Evonik gründet Service-Giganten Syneqt: Ein neuer Stern am Industrie-Service-Himmel
Evonik, der namhafte deutsche Chemiekonzern, strukturiert sein Servicegeschäft an den Standorten Marl und Wesseling neu. Ab 2026 bündelt das Unternehmen seine Aktivitäten in einer neuen Tochtergesellschaft namens Syneqt. Mit etwa 3.500 Mitarbeitenden und einem Umsatz von beeindruckenden 1,8 Milliarden Euro positioniert sich Syneqt als einer der größten Anbieter von Industrie-Services in Deutschland.
Interessanterweise bleibt Syneqt aktuell vollständig im Besitz von Evonik, doch die Zukunft bringt potenzielle Veränderungen mit sich. In der modernen Wirtschaft entsteht häufig das Bedürfnis, strategische Partnerschaften einzugehen oder sogar den ganz neuen Weg der Marktöffnung durch Investoren zu beschreiten. So auch hier: Evonik schließt Investitionen in verschiedenen Größenordnungen nicht aus. Die Möglichkeit, Syneqt langfristig mit frischem Kapital für weiteres Wachstum auszustatten, steht im Raum.

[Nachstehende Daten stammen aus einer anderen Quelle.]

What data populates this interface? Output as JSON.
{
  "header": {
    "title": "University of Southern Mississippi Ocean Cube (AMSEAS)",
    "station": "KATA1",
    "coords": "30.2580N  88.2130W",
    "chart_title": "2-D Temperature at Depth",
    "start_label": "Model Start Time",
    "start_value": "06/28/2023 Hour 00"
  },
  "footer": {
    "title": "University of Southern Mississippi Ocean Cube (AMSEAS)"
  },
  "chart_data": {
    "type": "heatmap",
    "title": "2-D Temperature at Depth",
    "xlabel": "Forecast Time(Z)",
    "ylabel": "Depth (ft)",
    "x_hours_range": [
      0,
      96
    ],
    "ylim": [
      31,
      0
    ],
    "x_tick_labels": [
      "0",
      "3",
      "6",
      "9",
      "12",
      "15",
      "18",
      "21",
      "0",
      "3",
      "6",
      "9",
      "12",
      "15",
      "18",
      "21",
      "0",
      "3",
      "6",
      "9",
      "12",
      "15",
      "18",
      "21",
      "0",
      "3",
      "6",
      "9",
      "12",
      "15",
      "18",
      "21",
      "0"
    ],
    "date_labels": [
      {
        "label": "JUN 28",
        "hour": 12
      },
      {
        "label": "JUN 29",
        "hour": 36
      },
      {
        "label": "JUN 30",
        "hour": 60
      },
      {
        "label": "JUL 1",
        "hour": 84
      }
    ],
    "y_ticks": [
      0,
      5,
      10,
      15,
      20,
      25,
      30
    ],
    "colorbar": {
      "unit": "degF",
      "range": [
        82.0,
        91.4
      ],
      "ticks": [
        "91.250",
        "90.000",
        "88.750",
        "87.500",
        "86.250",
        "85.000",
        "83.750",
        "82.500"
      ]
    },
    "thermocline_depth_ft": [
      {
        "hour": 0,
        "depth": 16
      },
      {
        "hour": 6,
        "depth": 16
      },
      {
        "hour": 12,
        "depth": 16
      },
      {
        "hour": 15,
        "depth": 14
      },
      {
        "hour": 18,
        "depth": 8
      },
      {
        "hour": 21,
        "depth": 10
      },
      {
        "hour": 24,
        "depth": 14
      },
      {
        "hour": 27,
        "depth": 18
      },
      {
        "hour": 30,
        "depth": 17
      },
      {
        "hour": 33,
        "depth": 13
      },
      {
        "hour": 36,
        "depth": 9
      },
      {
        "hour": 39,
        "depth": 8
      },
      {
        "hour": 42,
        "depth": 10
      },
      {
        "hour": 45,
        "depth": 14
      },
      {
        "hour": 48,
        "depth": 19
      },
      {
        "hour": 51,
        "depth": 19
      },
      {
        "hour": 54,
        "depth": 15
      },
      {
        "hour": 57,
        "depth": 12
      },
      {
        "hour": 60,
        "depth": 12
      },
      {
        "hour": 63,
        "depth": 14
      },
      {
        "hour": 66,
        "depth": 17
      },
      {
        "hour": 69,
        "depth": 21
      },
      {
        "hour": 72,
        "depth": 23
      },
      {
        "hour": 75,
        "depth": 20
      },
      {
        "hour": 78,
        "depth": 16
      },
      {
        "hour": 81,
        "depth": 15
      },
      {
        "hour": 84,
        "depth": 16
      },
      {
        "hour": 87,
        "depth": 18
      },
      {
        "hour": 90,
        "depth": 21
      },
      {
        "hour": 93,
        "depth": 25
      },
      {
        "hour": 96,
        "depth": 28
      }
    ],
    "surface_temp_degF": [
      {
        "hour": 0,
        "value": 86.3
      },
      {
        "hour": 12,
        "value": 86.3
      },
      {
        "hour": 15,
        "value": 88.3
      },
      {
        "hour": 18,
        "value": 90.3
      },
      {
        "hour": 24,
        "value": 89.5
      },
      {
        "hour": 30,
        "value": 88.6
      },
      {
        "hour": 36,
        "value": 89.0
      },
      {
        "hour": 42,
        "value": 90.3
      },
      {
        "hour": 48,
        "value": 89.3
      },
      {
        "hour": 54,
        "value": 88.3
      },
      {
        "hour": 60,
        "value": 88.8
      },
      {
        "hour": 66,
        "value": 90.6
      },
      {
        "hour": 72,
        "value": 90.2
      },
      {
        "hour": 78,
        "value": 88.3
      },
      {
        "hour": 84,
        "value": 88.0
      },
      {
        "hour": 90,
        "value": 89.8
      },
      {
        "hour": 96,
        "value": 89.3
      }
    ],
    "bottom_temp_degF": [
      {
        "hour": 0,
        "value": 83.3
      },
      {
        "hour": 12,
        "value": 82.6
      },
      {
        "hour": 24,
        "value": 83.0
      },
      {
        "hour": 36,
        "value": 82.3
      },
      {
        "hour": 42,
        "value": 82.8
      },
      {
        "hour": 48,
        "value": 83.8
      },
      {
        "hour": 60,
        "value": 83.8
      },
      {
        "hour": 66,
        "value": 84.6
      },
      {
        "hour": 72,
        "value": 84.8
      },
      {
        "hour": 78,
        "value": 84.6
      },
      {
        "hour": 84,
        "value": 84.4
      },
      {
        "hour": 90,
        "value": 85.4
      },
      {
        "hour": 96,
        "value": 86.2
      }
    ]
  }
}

Alles scheint im Fluss zu sein, wobei viele Optionen denkbar sind. Evonik könnte Syneqt vollständig behalten, neue Partner ins Boot holen oder sogar das Geschäft komplett abgeben. Diese Optionen sind noch in der Prüfung. Die Unternehmenswelt darf gespannt sein, wie sich dieses neue Kapitel entwickeln wird.